Maybe Mike McCarthy has to take back the play calling.
He certainly has to do something. The Green Bay Packers’ offense isn’t right, and with Eddie Lacy now running more like Eddie Lacy, there’s one fewer factor to blame for the Packers’ problems.
Lacy had plenty of touches (17 runs, four receptions) and yards (105 rushing, 34 receiving), the kind of numbers that almost by definition mean a good night for the Packers. Yet they put up only 13 points in their 17-13 loss to their NFC North rivals to the south, the Chicago Bears.
I don’t make the play-calling suggestion lightly or impulsively. McCarthy made a huge decision when he relinquished it to Tom Clements in the offseason, and during the Packers’ 6-0 start it looked like a good call.
McCarthy was more involved in the game planning for defense and special teams, and both those areas, especially special teams, were the better for it. The offense still seemed OK, and any struggles could be written off as adjusting to how to function without Jordy Nelson.
But this offense more often than not has lacked rhythm all season, and in the last month it has been the reason the Packers have lost four of five games. It’s mind boggling that an offense with Aaron Rodgers at quarterback and essentially everyone but the injured Nelson back from last season’s top-scoring unit in the league ranked No. 9 in the NFL in scoring and No. 23 in yards this week. But that’s where the Packers were going into Thursday night’s game.
“We’re not getting it done in the classroom,” McCarthy said after the defeat. “We have to demand more as coaches, and we have to make changes. So we’ll look hard at it. We’re not going to overreact to it. But there’s a pattern here in certain areas, and we need to adjust it or change it or emphasize. Whatever we need to do to play better.”
Making the change at play caller in midseason is the last thing a coach wants to do for many reasons, and the guess here is that McCarthy won’t. When he spoke of changes after the game, he likely was talking about personnel. He almost always takes his time on macro decisions, and I’d bet against him making this kind of disruptive move in the heat of the season.
And this would be disruptive. It would be a blow to the chemistry of the coaching staff, and it could send a bad message to the players if they interpret it as absolving them of the struggles. They’re neck deep in it, starting with a receiving corps that still has its troubles getting open and making plays, and that lately has been susceptible to bad drops.
“There’s no big something’s broke here,” McCarthy said. “We’ve got to do a better job on the little things. Particularly — if we make plays on the ball tonight, the outcome has a really good chance to change. That’s the difference between winning and losing in this league.”
On Sunday the main culprit on the field was receiver Davante Adams, the Packers’ second-round pick from last year. McCarthy and Rodgers raved about his talent and professional demeanor starting in the offseason and through training camp, but Adams hasn’t done much all season and had a bad night Thursday in admittedly difficult circumstances — it rained all game and temperatures were in the low 30s to high 20s.

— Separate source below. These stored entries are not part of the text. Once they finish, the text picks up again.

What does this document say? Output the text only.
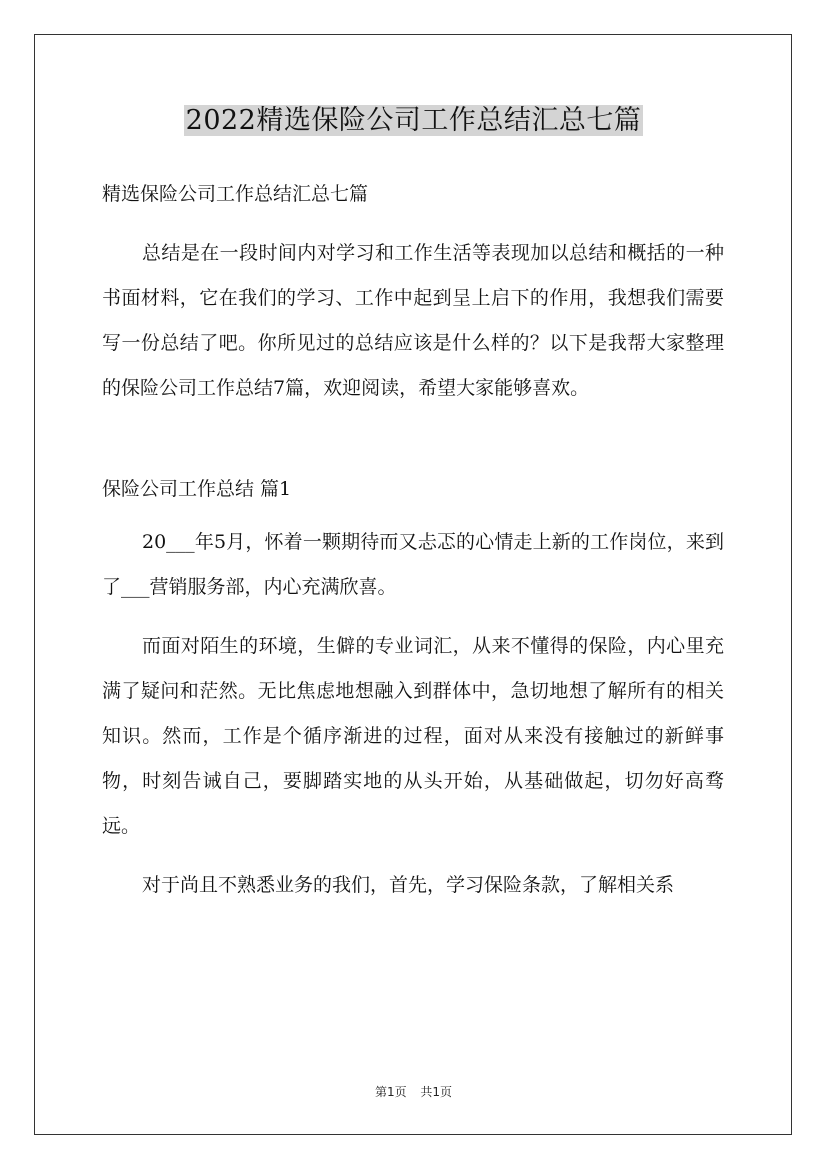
2022精选保险公司工作总结汇总七篇

精选保险公司工作总结汇总七篇

总结是在一段时间内对学习和工作生活等表现加以总结和概括的一种书面材料，它在我们的学习、工作中起到呈上启下的作用，我想我们需要写一份总结了吧。你所见过的总结应该是什么样的？以下是我帮大家整理的保险公司工作总结7篇，欢迎阅读，希望大家能够喜欢。

保险公司工作总结 篇1

20___年5月，怀着一颗期待而又忐忑的心情走上新的工作岗位，来到了___营销服务部，内心充满欣喜。

而面对陌生的环境，生僻的专业词汇，从来不懂得的保险，内心里充满了疑问和茫然。无比焦虑地想融入到群体中，急切地想了解所有的相关知识。然而，工作是个循序渐进的过程，面对从来没有接触过的新鲜事物，时刻告诫自己，要脚踏实地的从头开始，从基础做起，切勿好高骛远。

对于尚且不熟悉业务的我们，首先，学习保险条款，了解相关系

第1页 共1页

He had several key drops and finished with only two receptions on 11 targets for 14 yards.
Adams now has been back for five weeks from an ankle injury that cost him three games early in the season. So he should be in playing form. But his timing with Rodgers appears off, including on one of the game’s biggest plays, in the fourth quarter with the Packers driving for the potential go-ahead touchdown. On a slant route Adams ran into safety Chris Prosinski, which knocked Adams off his route and gave cornerback Tracy Porter an easy interception.
“(Adams) didn’t have a very good day today,” McCarthy said. “The practices, the preparation I don’t see an issue. But the carryover, the consistency we’re getting from certain areas need to pick up. Too many mental errors. We just have to keep working and get better as we go into Detroit.”
So yes, if McCarthy takes back the play calling, it will cut into the time he can work with the other areas. And yes, McCarthy might miss things in game management that he’s more attuned to now because he’s not preparing to call plays between offensive series. Those things are important, as we saw in the NFC championship game last season.
But this team has to win with offense, and this offense is underperforming in a big way. McCarthy’s history suggests he’s good at calling plays. There’s an element to it that’s simply knack and feel, and some people have more of it than others. McCarthy seems to have it.
So with a Super Bowl out there for the taking, I’d say McCarthy has to risk the disruption and make the move.